Citizens Financial Group
,

launched an AI-powered career coach for about 1,500 employees named “Myca” in a pilot program last year. Myca, short for “my career,” suggests new jobs, training, videos to watch and periodicals to read based on employees’ career interests.

The chatbot, developed with

International Business Machines
Corp.

, is being tested partly as a way to fill training gaps and match employees with open positions they aspire to, said Kristi Robinson, executive vice president and head of talent acquisition at the bank.

Myca is expected to launch to about 18,000 employees at the end of this year or early next. “AI is absolutely reinventing recruiting in a very exciting type of way,” said Ms. Robinson, who has been in the recruiting industry for 20 years. “It’s the biggest game-changer I’ve seen in a long time.”

IBM is using its own artificial intelligence platform tailored for human resources functions, called Watson Candidate Assistant, to infer specific skill-sets from the roles on a candidate’s resume. If a resume lists work on an advertising campaign over the past year, Watson can infer that the work involved digital marketing skills, for example. The technology then presents the candidate with several job opportunities that they might be qualified for based on their skills. “It gives you the opportunity to apply for jobs that you’ve probably never thought of,” said Amy Wright, managing partner of IBM Talent & Transformation.

The use of artificial intelligence in the human resources division has been growing over the past five years at IBM, she said. “It’s really infiltrated every function in HR,” she said.

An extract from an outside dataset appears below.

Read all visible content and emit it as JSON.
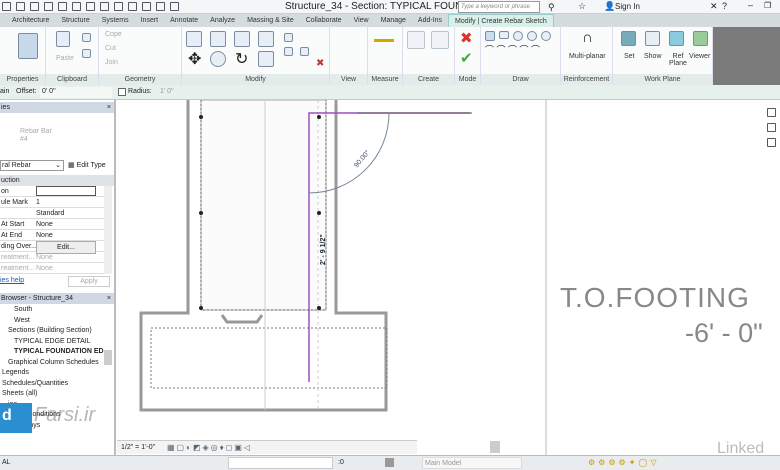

Watson learns from the 3 million job applications IBM receives annually. The technology knows the specifics of IBM’s jobs in 170 countries, understands the skills needed for each job and maps that to the data coming in from job applicants, according to a spokeswoman for the company.

Another AI-based tool, Watson Recruitment, helps prioritize resumes for recruiters without considering personal details like age or gender.

The technology frees up recruiters to spend more time with candidates and chasing down referrals, Ms. Wright said. “The bottom-line business results are strengthened,” she said.

Even more powerful in the future, Ms. Wright said, is the combination of AI and blockchain, a ledger system where data could be encrypted and unchangeable. Blockchain could ensure that a candidate’s job history is pre-confirmed, and an AI system could find and offer jobs to the right candidates without their applying, she said.